La Belgique est l'un des pays européens les plus touchés par les embouteillages. Au laboratoire de neurobiologie du VIB/KU Leuven, des chercheurs ont révélé des parallèles inattendus entre ces congestions routières et la sclérose latérale amyotrophique (SLA), une maladie neurodégénérative.
Et si les embouteillages sur nos routes belges et la SLA partageaient des mécanismes communs ? Cette analogie peut surprendre, mais elle éclaire des dysfonctionnements cruciaux au niveau cellulaire.
Notre réseau routier comprend autoroutes, routes régionales et locales pour transporter personnes et marchandises. Les cellules corporelles disposent d'une infrastructure similaire pour le transport intracellulaire de protéines, lipides, ADN, ARN, lysosomes (nettoyage cellulaire) et mitochondries (centrales énergétiques). Ce « réseau routier cellulaire » repose sur filaments d'actine et microtubules, ces derniers agissant comme des autoroutes. Des protéines motrices (kinésine et dynéine) y acheminent les cargaisons, à l'image de voitures et camions.
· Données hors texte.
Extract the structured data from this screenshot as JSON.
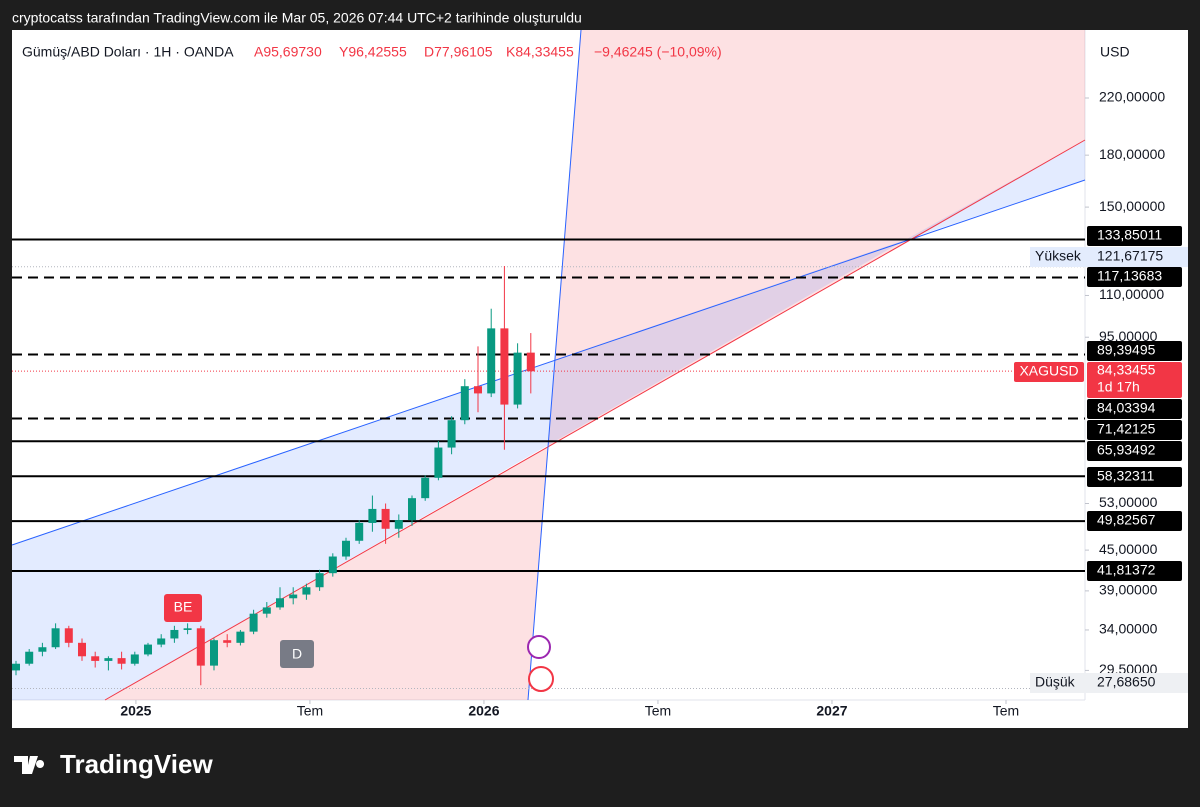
{
  "header": {
    "attribution": "cryptocatss tarafından TradingView.com ile Mar 05, 2026 07:44 UTC+2 tarihinde oluşturuldu"
  },
  "chart_data": {
    "type": "candlestick",
    "title": "Gümüş/ABD Doları · 1H · OANDA",
    "ohlc": [
      "A95,69730",
      "Y96,42555",
      "D77,96105",
      "K84,33455",
      "−9,46245 (−10,09%)"
    ],
    "currency": "USD",
    "log_scale": true,
    "up_color": "#089981",
    "down_color": "#f23645",
    "ylim": [
      26.59,
      279.3
    ],
    "yticks": [
      {
        "value": 220,
        "label": "220,00000"
      },
      {
        "value": 180,
        "label": "180,00000"
      },
      {
        "value": 150,
        "label": "150,00000"
      },
      {
        "value": 110,
        "label": "110,00000"
      },
      {
        "value": 95,
        "label": "95,00000"
      },
      {
        "value": 53,
        "label": "53,00000"
      },
      {
        "value": 45,
        "label": "45,00000"
      },
      {
        "value": 39,
        "label": "39,00000"
      },
      {
        "value": 34,
        "label": "34,00000"
      },
      {
        "value": 29.5,
        "label": "29,50000"
      }
    ],
    "xlim": [
      2024.644,
      2027.727
    ],
    "xticks": [
      {
        "value": 2025,
        "label": "2025"
      },
      {
        "value": 2025.5,
        "label": "Tem"
      },
      {
        "value": 2026,
        "label": "2026"
      },
      {
        "value": 2026.5,
        "label": "Tem"
      },
      {
        "value": 2027,
        "label": "2027"
      },
      {
        "value": 2027.5,
        "label": "Tem"
      }
    ],
    "levels": [
      {
        "value": 133.85011,
        "label": "133,85011",
        "style": "solid"
      },
      {
        "value": 117.13683,
        "label": "117,13683",
        "style": "dashed"
      },
      {
        "value": 89.39495,
        "label": "89,39495",
        "style": "dashed"
      },
      {
        "value": 84.03394,
        "label": "84,03394",
        "style": "none"
      },
      {
        "value": 71.42125,
        "label": "71,42125",
        "style": "dashed"
      },
      {
        "value": 65.93492,
        "label": "65,93492",
        "style": "solid"
      },
      {
        "value": 58.32311,
        "label": "58,32311",
        "style": "solid"
      },
      {
        "value": 49.82567,
        "label": "49,82567",
        "style": "solid"
      },
      {
        "value": 41.81372,
        "label": "41,81372",
        "style": "solid"
      }
    ],
    "high": {
      "name": "Yüksek",
      "value": 121.67175,
      "label": "121,67175"
    },
    "low": {
      "name": "Düşük",
      "value": 27.6865,
      "label": "27,68650"
    },
    "last": {
      "name": "XAGUSD",
      "value": 84.33455,
      "label": "84,33455",
      "countdown": "1d 17h"
    },
    "markers": [
      "BE",
      "D"
    ],
    "candles": [
      [
        29.5,
        30.5,
        29,
        30.2
      ],
      [
        30.2,
        31.8,
        30,
        31.5
      ],
      [
        31.5,
        32.5,
        31,
        32
      ],
      [
        32,
        34.8,
        31.8,
        34.2
      ],
      [
        34.2,
        34.5,
        32,
        32.5
      ],
      [
        32.5,
        33,
        30.5,
        31
      ],
      [
        31,
        31.5,
        29.8,
        30.5
      ],
      [
        30.5,
        31,
        29.5,
        30.8
      ],
      [
        30.8,
        31.5,
        29.6,
        30.2
      ],
      [
        30.2,
        31.5,
        30,
        31.2
      ],
      [
        31.2,
        32.5,
        31,
        32.3
      ],
      [
        32.3,
        33.5,
        32,
        33
      ],
      [
        33,
        34.5,
        32.5,
        34
      ],
      [
        34,
        34.8,
        33.5,
        34.2
      ],
      [
        34.2,
        34.5,
        28,
        30
      ],
      [
        30,
        33,
        29.5,
        32.8
      ],
      [
        32.8,
        33.5,
        32,
        32.5
      ],
      [
        32.5,
        34,
        32.2,
        33.8
      ],
      [
        33.8,
        36.5,
        33.5,
        36
      ],
      [
        36,
        37.5,
        35.5,
        36.8
      ],
      [
        36.8,
        39.5,
        36.5,
        38
      ],
      [
        38,
        39.5,
        37.2,
        38.5
      ],
      [
        38.5,
        40,
        37.8,
        39.5
      ],
      [
        39.5,
        42,
        39,
        41.5
      ],
      [
        41.5,
        44.5,
        41,
        44
      ],
      [
        44,
        47,
        43.5,
        46.5
      ],
      [
        46.5,
        50,
        46,
        49.5
      ],
      [
        49.5,
        54.5,
        48,
        52
      ],
      [
        52,
        53,
        46,
        48.5
      ],
      [
        48.5,
        51,
        47,
        50
      ],
      [
        50,
        54.5,
        49,
        54
      ],
      [
        54,
        58.5,
        53.5,
        58
      ],
      [
        58,
        66,
        57.5,
        64.5
      ],
      [
        64.5,
        72,
        63,
        71
      ],
      [
        71,
        82,
        70,
        80
      ],
      [
        80,
        92,
        73,
        78
      ],
      [
        78,
        105,
        77,
        98
      ],
      [
        98,
        122,
        64,
        75
      ],
      [
        75,
        93,
        74,
        90
      ],
      [
        90,
        96.4,
        78,
        84.3
      ]
    ]
  },
  "footer": {
    "brand": "TradingView"
  }
}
La sclérose latérale amyotrophique (SLA) est une maladie neuromusculaire progressive et incurable où les motoneurones meurent. Ces cellules relient le système nerveux central (cerveau et moelle épinière) aux muscles. Sans signaux, les muscles s'atrophient, entraînant des troubles moteurs et communicatifs. À un stade avancé, les muscles respiratoires cèdent, causant le décès. Les patients survivent en moyenne 3 à 5 ans post-diagnostic. Environ 10 % des cas sont héréditaires, dus à des mutations génétiques.

Les axones, longues extensions des motoneurones (jusqu'à plus d'un mètre), transmettent les signaux électriques vers les muscles. Pour leur survie, ces cellules géantes dépendent du transport axonal : microtubules et protéines motrices acheminent nutriments et organites du soma (corps cellulaire) vers les axones périphériques. Ce processus est vital et vulnérable dans la SLA.
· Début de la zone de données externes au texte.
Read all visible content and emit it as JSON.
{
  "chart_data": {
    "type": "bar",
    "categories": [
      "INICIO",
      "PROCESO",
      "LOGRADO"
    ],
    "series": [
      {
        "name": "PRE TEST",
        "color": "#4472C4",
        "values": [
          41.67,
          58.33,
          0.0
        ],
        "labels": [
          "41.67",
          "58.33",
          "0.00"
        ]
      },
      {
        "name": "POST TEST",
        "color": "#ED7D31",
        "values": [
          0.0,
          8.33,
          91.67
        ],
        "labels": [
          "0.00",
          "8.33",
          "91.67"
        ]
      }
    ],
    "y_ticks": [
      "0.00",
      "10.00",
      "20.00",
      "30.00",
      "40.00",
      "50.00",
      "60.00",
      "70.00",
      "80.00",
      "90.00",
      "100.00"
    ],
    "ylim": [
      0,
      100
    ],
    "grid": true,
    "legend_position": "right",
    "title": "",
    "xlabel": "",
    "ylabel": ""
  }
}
Au laboratoire de neurobiologie (VIB/KU Leuven), nous étudions les formes héréditaires de SLA. Des mutations dans trois gènes (FUS, TARDP et C9orf72) perturbent le transport axonal. À partir de cellules cutanées de patients et témoins sains, nous générons des cellules souches pluripotentes induites (iPSC), puis des motoneurones in vitro. Une marque fluorescente cible les mitochondries pour observer leur transport au microscope.
Des mutations dans les gènes FUS, TARDP et C9orf72 altèrent le transport axonal, essentiel aux motoneurones.
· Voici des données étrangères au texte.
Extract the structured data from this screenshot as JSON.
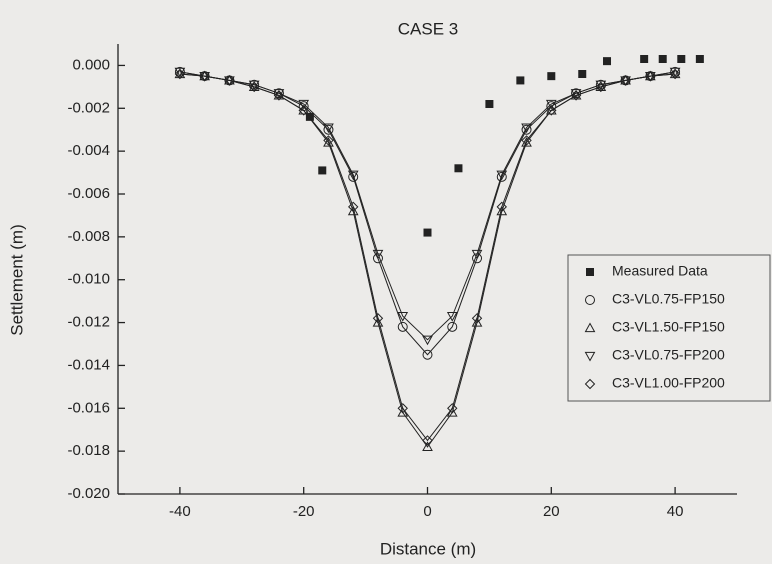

Identifier ces dysfonctionnements est une étape clé pour développer traitements et thérapies contre la SLA. Nos chercheurs ont testé des inhibiteurs HDAC6, qui fluidifient les microtubules en réduisant les obstacles – comme élargir des autoroutes. D'autres approches visent à optimiser les protéines motrices, équivalent à dégager les véhicules bloqués.
Les travaux récents des professeurs Ludo Van den Bosch et Philip Van Damme (VIB/KU Leuven), publiés récemment, ouvrent des perspectives pour la SLA et d'autres maladies neurodégénératives.